Al Drago/CQ Roll Call
Al Drago/CQ Roll Call
Nearly 3,000 miles away from a new North Carolina ruling, some of Hollywood's most famous are issuing outcries.
In less than 24 hours, the North Carolina General Assembly created and passed a bill that will block local governments within the state from enacting any anti-discrimination legislature meant to protect the LGBT community.
The ruling comes as a response to an ordinance passed by the Charlotte City Council in late February, which expanded the city's current nondiscrimination ordinance to include LGBT residents. In addition to race, age, religion and gender, the ruling was meant to also prevent discrimination on the basis of sexual orientation and gender identity. The bill came under particular fire because of its stipulation regarding bathroom use. The ordinance stated that Charlotte's LGBT citizens would be permitted to use either bathroom based off of which gender they use to identify.
The ordinance would have gone into effect on April 1, but has now been shut down by North Carolina's recent state ruling, which was signed by Republican Governor Pat McCrory late Wednesday evening.
"The basic expectation of privacy in the most personal of settings, a restroom or locker room, for each gender was violated by government overreach and intrusion by the mayor and city council of Charlotte," the governor said in a statement.
"This radical breach of trust and security under the false argument of equal access not only impacts the citizens of Charlotte but people who come to Charlotte to work, visit or play. This new government regulation defies common sense and basic community norms by allowing, for example, a man to use a woman's bathroom, shower or locker room."

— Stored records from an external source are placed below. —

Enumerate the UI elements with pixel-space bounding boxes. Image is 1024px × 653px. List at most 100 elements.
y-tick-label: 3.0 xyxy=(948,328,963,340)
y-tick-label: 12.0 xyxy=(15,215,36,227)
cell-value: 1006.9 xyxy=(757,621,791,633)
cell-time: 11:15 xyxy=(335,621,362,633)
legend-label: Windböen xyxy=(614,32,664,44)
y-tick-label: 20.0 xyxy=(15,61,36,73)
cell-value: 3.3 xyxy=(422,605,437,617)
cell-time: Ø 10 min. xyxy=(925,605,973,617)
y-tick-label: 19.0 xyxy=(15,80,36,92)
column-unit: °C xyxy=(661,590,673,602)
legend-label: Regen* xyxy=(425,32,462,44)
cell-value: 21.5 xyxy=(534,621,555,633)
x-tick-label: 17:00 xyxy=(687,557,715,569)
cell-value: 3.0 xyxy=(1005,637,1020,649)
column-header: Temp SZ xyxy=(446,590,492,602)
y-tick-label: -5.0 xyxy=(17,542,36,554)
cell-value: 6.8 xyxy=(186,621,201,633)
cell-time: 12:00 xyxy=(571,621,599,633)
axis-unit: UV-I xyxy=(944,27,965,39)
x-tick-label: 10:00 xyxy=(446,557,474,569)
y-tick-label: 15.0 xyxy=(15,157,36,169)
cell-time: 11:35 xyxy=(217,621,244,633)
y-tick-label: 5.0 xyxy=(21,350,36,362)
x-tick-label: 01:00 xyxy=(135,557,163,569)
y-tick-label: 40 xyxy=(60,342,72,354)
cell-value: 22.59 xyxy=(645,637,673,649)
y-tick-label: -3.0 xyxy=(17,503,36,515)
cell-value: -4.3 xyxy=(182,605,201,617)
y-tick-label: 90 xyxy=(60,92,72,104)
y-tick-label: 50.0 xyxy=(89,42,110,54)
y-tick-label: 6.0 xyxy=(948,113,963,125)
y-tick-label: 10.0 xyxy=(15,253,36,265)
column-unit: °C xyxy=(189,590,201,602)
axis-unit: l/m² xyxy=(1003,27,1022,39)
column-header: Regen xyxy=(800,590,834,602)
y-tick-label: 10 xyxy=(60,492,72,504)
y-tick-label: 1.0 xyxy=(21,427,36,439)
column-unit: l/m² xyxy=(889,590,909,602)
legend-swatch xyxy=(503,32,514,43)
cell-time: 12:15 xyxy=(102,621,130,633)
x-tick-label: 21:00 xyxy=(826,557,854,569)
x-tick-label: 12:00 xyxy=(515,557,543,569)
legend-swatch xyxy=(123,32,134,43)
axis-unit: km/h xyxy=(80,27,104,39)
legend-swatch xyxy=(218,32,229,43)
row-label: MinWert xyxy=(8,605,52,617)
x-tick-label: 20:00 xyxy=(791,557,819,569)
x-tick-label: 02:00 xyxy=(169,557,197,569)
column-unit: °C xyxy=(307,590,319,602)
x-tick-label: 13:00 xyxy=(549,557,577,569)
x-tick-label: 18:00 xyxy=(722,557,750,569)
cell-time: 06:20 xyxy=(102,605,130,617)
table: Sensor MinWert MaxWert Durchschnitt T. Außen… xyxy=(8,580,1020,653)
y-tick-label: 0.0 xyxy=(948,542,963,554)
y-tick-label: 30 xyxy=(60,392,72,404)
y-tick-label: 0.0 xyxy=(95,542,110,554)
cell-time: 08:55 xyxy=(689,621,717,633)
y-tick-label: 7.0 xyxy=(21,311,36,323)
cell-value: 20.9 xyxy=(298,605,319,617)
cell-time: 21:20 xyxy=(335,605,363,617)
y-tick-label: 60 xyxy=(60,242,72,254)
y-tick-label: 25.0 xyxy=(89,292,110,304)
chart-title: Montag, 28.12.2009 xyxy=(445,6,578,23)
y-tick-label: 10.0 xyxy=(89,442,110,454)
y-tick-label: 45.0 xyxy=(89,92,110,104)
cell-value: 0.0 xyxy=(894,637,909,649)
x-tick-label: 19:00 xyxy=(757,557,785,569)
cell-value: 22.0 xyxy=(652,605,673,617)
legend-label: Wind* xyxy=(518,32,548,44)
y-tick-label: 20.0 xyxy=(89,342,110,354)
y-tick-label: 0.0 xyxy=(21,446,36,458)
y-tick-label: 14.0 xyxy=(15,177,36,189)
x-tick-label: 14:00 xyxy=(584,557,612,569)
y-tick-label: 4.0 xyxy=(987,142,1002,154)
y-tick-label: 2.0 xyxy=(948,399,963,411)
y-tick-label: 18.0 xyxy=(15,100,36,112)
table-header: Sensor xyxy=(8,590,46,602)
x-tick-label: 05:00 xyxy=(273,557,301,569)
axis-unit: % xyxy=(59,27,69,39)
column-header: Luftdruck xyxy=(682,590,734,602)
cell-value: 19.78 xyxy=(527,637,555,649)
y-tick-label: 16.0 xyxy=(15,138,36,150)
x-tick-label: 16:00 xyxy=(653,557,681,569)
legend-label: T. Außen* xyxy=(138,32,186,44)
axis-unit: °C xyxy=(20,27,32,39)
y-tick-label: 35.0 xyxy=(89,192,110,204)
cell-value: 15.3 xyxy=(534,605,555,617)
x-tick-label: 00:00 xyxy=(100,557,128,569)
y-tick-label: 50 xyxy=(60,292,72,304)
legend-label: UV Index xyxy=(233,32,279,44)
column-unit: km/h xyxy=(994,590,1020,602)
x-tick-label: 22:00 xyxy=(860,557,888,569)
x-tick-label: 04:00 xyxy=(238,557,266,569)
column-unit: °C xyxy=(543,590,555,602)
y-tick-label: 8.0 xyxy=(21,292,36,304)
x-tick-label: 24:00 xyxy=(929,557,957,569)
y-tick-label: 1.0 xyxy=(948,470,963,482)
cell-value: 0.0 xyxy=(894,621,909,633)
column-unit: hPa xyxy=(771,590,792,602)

Alberto E. Rodriguez/Getty Images for NAACP Image Awards
"I am appalled with the General Assembly's actions today. It has passed a bill that is worse than what we have seen in Indiana and Georgia and other states. This legislation is literally the most anti-LGBT legislation in the country. It sanctions discrimination against the LGBT community," Charlotte Mayor Jennifer Roberts said in a statement. "This legislation also repeals local protections against discrimination based on race, color, national origin, and sex and replaces them with a statewide prohibition with no consequences for those who discriminate. Contrary to the NCGA's claim that they have broadened protections, they have actually opened the door to discrimination against anyone for any reason."
With the bill's passage, Hollywood has been equally as vocal against the new ruling. Sarah Silverman deemed the law "f--king gross" on Twitter. Actress Laverne Coxcalled on supporters to not back down.
"I am so disappointed in the governor and legislature of North Carolina. Overturn #HB2," she tweeted. "Stay strong. This law is clearly unconstitutional and will not survive a court challenge. Let's let this mobilize us."